L’OPÉRA DE SARAH
Porter à la scène l’évocation d’une vie tumultueuse attire toujours les dramaturges. A fortiori s’il s’agit d’une comédienne de haut vol comme fut Sarah Bernhardt qui, sa vie durant, défraya la chronique théâtrale, comme la mondaine d’ailleurs. Tous les amateurs de théâtre se souviennent de Sarah ou le cri de la langouste, du Canadien John Murrel, où la grande Sarah dicte ses mémoires à son secrétaire Pitou, lequel « joue » pour elle les êtres qu’elle a connus, afin de lui faciliter le retour des souvenirs. On sait que la pièce fut traduite et adaptée par Éric-Emmanuel Schmitt, interprétée voici quelques années par Fanny Ardant et Robert Hirsch, avec un immense succès.

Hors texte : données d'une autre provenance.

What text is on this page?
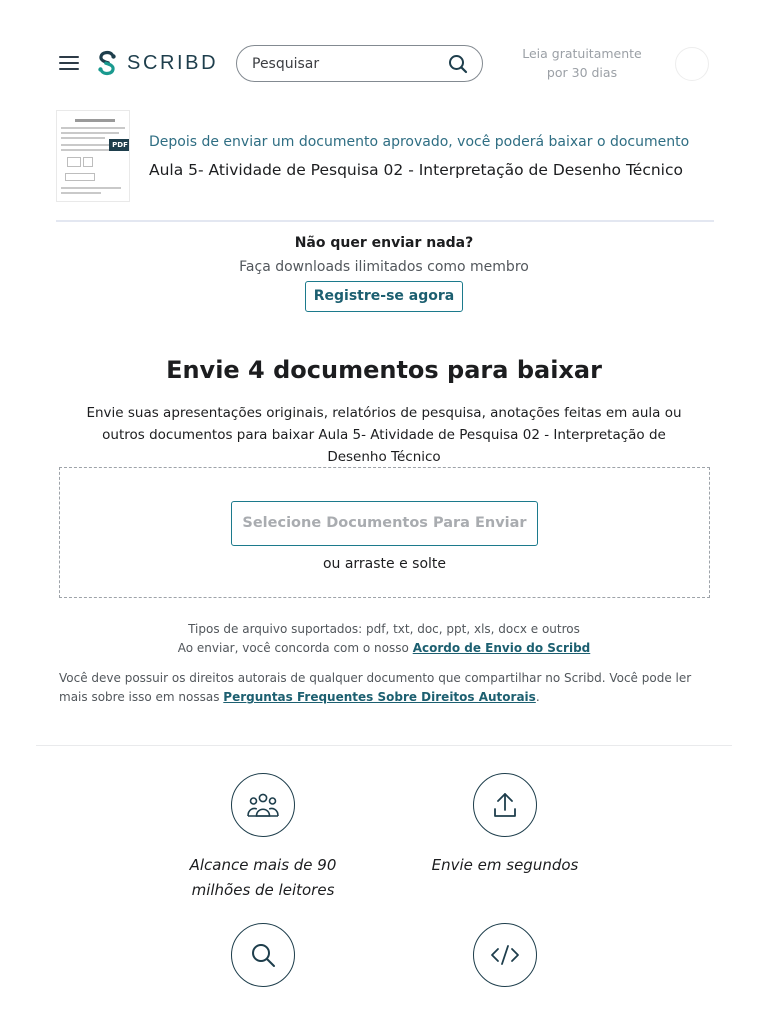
SCRIBD
Pesquisar	Leia gratuitamente
por 30 dias
PDF Depois de enviar um documento aprovado, você poderá baixar o documento
Aula 5- Atividade de Pesquisa 02 - Interpretação de Desenho Técnico
Não quer enviar nada?
Faça downloads ilimitados como membro
Registre-se agora
Envie 4 documentos para baixar
Envie suas apresentações originais, relatórios de pesquisa, anotações feitas em aula ou outros documentos para baixar Aula 5- Atividade de Pesquisa 02 - Interpretação de Desenho Técnico
Selecione Documentos Para Enviar
ou arraste e solte
Tipos de arquivo suportados: pdf, txt, doc, ppt, xls, docx e outros
Ao enviar, você concorda com o nosso Acordo de Envio do Scribd
Você deve possuir os direitos autorais de qualquer documento que compartilhar no Scribd. Você pode ler mais sobre isso em nossas Perguntas Frequentes Sobre Direitos Autorais.
Alcance mais de 90
milhões de leitores
Envie em segundos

Aujourd’hui, c’est le comédien, metteur en scène et auteur Alain Marcel qui reprend ce même sujet avec son Opéra de Sarah, de quatre-vingt-deux personnages, y compris un narrateur. Ce qui est évidemment beaucoup mais l’idée du dramaturge fut de confier tous ces rôles à un seul comédien. Une stupéfiante gageure ! Il fallait en trouver un qui fût capable de tenir le pari, d’autant plus difficile que le texte comporte de nombreuses parties chantées, soutenues par un piano d’ailleurs omniprésent. Or il l’a trouvé, en la personne de Jérôme Pradon, un garçon menant une carrière entre France, Angleterre et Canada, plutôt orientée sur la comédie musicale à l’anglo-saxonne, encore qu’il ait joué Racine ou Marivaux, entre autres, sur des scènes françaises.
Seul sur le plateau, le voilà donc incarnant tout à tour Sarah et tous ceux qui gravitèrent autour d’elle, de son enfance bretonne à sa seconde entrée à la Comédie-Française, sans que pourtant jamais le spectateur ne s’y perde, au milieu de tant de monde. Période où cette femme étonnante fit découvrir et affirma son talent de tragédienne, mais développa aussi une habileté à tirer parti de ses innombrables frasques pour faire parler d’elle : c’est à propos d’elle que Cocteau forgea le terme de « monstre sacré ». Mais nous voyons aussi le revers de la médaille : elle fut en effet une terrifiante « dévideuse de fil à retordre » pour son entourage proche, tout particulièrement pour les directeurs et administrateurs des théâtres où elle se produisit, avant de devenir elle-même directrice. Cette démonstration d’agilité scénique est accompagnée au piano par Damien Roche, l’auteur de la partition qui d’ailleurs n’est pas seulement pianiste, mais percussionniste, et cela s’entend ! Presque un peu trop dans les premières minutes, où le piano tend à écraser la voix pas encore chauffée du comédien. Cette provisoire difficulté d’audition se trouve aggravée par le fait que le texte démarre sur des « répliques » échangées en breton entre l’enfant Sarah et sa nourrice. Avant que le « narrateur » ne traduise, on se demande ce qui se passe.
Le spectacle, incessamment paroxystique à l’image de la vie même de Sarah, dure environ une heure quarante. C’est peut-être un peu long. Malgré d’habiles effets et changements d’éclairage, qui deviennent presque des changements de décor, malgré surtout les dons prodigieux du comédien, on peut craindre que le spectateur n’éprouve à la longue un sentiment de répétition des effets scéniques. Comme si l’auteur, ayant eu la chance de trouver un interprète exceptionnel, avait, dans le souci de bien servir la mémoire de la tragédienne, quelque peu perdu le sens de la mesure dans la durée.
Pour la petite histoire polytechnicienne, je révélerai que Jérôme Pradon est le fils de notre camarade Claude Pradon (56) et que je l’ai connu tout bébé, à Madagascar, voilà déjà un petit temps.